That's the same advice other paddlers were giving each other in Howe Sound that day.
Bernie didn't paddle all that safely. Not all that bad, of course, as he did return. But two of the other paddlers in Howe Sound didn't make it.
Bernie went out across Baynes Channel to Chatham, and coming back, he got caught in the freight train, as our neighbour calls it. The current in that channel runs like a river, and makes a series of standing waves.
The good news is that Bernie now knows his new wooden kayak can handle metre and a half waves. (That's something I can't see over when standing, let alone sitting in a kayak!)
The bad news is that the paddlers in Howe Sound must have made mistakes, by the definition of our black-humoured joke: "It isn't a mistake if nobody dies."
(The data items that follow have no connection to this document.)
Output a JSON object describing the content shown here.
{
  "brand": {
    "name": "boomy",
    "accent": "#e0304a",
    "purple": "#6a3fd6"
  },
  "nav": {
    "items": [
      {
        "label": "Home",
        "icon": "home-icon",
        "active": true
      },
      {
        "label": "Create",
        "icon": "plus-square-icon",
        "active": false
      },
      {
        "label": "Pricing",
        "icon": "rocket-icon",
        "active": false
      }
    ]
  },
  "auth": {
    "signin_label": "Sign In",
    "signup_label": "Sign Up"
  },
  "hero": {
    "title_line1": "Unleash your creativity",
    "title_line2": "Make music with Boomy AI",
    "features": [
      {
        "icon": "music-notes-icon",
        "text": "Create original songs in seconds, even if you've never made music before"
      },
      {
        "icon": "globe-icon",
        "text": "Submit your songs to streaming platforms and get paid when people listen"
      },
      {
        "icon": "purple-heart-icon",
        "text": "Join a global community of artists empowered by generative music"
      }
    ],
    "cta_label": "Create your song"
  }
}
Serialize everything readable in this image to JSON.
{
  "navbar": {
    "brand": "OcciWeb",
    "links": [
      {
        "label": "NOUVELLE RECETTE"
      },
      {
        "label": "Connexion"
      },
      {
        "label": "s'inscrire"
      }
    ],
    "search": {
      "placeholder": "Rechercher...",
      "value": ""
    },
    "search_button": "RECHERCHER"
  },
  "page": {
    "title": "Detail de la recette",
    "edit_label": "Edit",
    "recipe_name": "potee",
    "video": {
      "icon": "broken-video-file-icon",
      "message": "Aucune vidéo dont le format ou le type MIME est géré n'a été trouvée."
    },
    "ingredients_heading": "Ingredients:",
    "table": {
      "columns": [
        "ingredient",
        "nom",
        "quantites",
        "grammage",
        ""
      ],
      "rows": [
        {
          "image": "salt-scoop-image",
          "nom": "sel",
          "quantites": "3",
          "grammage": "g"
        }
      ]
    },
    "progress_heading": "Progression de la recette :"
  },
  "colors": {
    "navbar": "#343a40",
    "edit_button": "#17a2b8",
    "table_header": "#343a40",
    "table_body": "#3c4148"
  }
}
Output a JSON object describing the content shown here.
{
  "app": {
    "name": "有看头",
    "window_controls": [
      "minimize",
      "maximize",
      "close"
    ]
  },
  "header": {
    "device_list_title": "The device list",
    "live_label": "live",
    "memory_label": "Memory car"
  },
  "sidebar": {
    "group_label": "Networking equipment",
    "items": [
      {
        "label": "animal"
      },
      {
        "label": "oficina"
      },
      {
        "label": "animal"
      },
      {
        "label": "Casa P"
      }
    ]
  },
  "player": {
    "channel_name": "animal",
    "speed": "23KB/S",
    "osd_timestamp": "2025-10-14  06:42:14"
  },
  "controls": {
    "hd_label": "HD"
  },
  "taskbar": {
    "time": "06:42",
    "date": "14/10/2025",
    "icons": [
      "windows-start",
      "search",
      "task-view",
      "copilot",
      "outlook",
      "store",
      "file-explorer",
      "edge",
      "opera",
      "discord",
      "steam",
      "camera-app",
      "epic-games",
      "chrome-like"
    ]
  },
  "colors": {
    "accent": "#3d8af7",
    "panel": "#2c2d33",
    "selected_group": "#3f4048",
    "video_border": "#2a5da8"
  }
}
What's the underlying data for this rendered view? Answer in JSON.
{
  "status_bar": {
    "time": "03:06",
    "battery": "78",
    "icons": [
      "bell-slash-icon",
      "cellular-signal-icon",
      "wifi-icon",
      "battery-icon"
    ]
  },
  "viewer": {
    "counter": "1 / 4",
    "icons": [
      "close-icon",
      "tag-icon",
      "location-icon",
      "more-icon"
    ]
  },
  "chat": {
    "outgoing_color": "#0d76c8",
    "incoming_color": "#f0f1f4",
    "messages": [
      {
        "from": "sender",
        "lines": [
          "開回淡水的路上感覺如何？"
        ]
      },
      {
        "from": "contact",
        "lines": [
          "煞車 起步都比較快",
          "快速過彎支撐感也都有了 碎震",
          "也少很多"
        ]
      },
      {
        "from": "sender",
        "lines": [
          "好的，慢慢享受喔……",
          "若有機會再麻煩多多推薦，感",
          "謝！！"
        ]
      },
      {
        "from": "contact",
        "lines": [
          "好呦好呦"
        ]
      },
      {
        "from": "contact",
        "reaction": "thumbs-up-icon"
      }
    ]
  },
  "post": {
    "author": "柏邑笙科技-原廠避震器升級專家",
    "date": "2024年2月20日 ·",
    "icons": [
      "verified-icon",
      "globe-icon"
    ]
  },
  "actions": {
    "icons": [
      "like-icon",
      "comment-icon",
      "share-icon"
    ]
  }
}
Go to the following URL for CBC's story about the two who died, the two who went to hospital, and the other four on that adventure:
It seems like these were extremely fit, healthy and adventurous paddlers and sports enthusiasts. But even all their experience and strength wasn't enough when the wind crested to 80 klicks or more, and the waves reached seven feet or so. The group were wearing only sports tights instead of wetsuits or drysuits, and nobody wore a PFD. Apparently they didn't have cell phones or a marine radio, as the call for help didn't go out till one of the double kayaks got to shore.
Yes, I feel like a harping auntie and a coward on our own groups' outings. And it's so easy to second-guess someone else's mistakes. But part of why we talk about our outings on this blog is to second-guess our own mistakes, laugh at them where we can, and learn from them.
We have been so lucky on our own outings. Part of that is absolute luck when the weather changed or we mis-read the currents.
But a big dollop of that luck is being prepared.
Safety gear (ropes, pumps, paddle floats, spare paddle, lights, whistles, air horn). Cold water clothing. Drybag with clothes, food & mini-stove for a hot drink. Cell phones and marine radios. Compasses. Look back through our posts since this blog began, and it shows that we gradually got all this gear together, as we gradually began paddling in more challenging places than a small, sheltered lake.
Looking at Bernie when he returned from the freight train, still shaken, was not a heart-warming experience. But he came back, and an hour later was already making light of the challenge he'd faced.
Two of those paddlers in Howe Sound didn't make it. Two went to hospital for hypothermia. And four did the best they thought they could.
I don't want the same thing to happen for our paddle group -- for anyone else, frankly -- and I'm trying to figure how it would be less likely. The big one that comes to mind (after ensuring each paddler has cold water clothing, PFD, safety gear and a drybag) is not setting out from Anvil Island into rough weather. Camping on the island overnight should be an option, even if only with space blankets, granola bars and hot drinks.
Our group talks about how each of us is feeling, and we try to admit our fears. The conditions probably became abruptly worse for the paddlers in Howe Sound. When luck is a factor, you have to bring all the best luck with you.
My paddle partner brought planning preparation and strength to his challenge. He came back.